When:
Tuesday, April 23, 2019
2:00 PM - 3:15 PM CT
Where: Technological Institute, F160, 2145 Sheridan Road, Evanston, IL 60208 map it
Audience: Faculty/Staff - Student - Post Docs/Docs - Graduate Students
Contact:
Laura Nevins
(847) 467-6678
Group: Center for Fundamental Physics Colloquia
Category: Lectures & Meetings
Abstract: A permanent electric dipole moment (EDM) of a system is an asymmetry of charge along its angular momentum axis, and arises due to elementary particle forces that polarize the system. This correlation of angular momentum and the EDM signals the breaking of parity symmetry and time-reversal symmetry, and provides a way to reveal effects of short-range forces, including those not encompassed in the Standard Model of particles and forces.The same forces that would induce an EDM are also implied by the unexplained dominance of matter over antimatter in the Universe. For over sixty years physicists have sought to measure EDMs, first with neutrons and then with atoms, molecules and short-lived elementary particles.
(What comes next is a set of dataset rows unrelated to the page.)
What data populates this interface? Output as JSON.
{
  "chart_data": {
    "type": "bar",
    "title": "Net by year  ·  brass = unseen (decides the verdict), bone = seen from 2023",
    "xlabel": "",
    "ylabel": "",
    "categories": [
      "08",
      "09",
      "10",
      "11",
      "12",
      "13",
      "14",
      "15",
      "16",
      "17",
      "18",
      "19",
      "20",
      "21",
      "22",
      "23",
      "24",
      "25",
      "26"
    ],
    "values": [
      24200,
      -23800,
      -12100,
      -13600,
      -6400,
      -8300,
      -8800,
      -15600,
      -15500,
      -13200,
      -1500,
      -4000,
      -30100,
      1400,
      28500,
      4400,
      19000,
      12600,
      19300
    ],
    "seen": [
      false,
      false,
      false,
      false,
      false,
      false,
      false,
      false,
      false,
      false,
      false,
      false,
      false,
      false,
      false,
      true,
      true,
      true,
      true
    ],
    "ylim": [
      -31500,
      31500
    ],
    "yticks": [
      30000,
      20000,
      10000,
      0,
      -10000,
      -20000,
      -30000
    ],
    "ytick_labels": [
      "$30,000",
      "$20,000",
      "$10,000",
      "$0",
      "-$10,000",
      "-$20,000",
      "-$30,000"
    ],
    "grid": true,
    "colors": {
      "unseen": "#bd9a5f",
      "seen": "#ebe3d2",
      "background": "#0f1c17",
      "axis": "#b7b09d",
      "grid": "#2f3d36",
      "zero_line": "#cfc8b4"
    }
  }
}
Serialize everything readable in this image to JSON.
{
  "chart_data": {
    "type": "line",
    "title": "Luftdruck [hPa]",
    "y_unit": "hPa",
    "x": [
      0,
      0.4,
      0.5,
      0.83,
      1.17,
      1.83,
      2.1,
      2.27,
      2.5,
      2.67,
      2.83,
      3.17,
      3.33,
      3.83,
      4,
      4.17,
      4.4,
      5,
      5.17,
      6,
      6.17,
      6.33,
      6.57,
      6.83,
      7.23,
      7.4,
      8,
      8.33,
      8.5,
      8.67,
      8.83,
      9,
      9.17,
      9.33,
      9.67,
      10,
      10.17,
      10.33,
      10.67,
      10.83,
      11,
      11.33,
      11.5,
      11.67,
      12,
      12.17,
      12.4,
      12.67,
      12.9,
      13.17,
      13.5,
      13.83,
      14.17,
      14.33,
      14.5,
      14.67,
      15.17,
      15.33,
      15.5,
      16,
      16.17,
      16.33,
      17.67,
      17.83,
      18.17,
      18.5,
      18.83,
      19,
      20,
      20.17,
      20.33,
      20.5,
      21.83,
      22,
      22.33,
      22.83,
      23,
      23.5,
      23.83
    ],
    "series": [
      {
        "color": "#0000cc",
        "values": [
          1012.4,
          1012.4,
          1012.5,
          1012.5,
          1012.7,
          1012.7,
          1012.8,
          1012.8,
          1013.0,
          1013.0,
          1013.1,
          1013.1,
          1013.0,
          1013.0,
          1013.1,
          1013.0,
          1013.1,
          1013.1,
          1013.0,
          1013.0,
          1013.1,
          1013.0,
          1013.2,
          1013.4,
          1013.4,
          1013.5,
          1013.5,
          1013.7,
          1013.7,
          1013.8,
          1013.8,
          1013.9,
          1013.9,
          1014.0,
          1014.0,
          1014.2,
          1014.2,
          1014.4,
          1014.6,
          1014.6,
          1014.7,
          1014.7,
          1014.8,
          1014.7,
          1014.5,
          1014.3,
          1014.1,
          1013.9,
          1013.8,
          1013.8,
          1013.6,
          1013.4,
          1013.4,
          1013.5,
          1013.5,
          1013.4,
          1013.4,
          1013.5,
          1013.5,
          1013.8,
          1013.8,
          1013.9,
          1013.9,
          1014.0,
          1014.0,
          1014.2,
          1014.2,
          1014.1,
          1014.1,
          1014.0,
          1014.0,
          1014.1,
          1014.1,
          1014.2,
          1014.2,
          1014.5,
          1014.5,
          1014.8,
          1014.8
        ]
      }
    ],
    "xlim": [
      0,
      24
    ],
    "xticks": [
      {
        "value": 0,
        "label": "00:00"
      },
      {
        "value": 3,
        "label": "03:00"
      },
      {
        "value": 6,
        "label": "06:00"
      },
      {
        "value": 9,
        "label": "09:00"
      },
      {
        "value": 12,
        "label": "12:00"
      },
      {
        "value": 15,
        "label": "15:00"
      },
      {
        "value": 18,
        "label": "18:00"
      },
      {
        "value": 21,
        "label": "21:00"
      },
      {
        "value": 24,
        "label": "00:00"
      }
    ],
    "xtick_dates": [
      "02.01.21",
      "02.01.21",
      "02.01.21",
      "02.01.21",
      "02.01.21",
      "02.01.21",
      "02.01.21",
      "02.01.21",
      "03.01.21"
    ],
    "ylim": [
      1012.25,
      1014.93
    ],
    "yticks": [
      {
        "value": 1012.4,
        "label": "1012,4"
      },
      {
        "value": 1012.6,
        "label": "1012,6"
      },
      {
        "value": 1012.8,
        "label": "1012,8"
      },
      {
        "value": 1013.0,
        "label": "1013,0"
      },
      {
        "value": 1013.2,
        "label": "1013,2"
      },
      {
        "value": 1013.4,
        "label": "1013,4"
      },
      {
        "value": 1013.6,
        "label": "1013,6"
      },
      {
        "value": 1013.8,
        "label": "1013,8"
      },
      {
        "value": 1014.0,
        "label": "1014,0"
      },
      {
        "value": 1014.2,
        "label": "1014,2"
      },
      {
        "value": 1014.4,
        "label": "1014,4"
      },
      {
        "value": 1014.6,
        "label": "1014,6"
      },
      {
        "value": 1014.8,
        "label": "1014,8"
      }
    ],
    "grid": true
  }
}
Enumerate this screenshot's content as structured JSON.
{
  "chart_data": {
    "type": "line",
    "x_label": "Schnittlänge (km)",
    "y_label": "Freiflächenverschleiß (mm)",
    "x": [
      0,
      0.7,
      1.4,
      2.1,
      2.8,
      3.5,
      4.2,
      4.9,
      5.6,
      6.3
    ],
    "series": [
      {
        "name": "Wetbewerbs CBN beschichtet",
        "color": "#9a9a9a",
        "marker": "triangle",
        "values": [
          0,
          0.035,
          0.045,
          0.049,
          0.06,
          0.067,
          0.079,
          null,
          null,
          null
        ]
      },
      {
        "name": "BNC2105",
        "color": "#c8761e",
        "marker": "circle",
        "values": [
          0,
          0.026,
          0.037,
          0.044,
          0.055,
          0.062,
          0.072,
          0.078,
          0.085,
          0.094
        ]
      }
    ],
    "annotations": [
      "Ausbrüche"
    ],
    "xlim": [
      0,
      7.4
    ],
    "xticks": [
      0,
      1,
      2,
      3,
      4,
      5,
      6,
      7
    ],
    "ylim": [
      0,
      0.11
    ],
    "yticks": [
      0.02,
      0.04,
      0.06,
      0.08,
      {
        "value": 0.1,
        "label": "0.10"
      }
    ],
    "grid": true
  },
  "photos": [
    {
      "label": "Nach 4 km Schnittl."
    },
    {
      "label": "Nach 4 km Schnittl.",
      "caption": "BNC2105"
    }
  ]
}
So far the experiments have only set limits, which strongly constrain Standard Model and beyond Standard Model parameters. In this talk I will provide an overview of EDMs to motivate a global analysis of constraints based on a number of experimental results and describe two experimental endeavors to significantly improve sensitivity to the EDMs of the neutron and 129Xe. Far too much background reading is available in Reviews of Modern Physics 91, 015001(2019).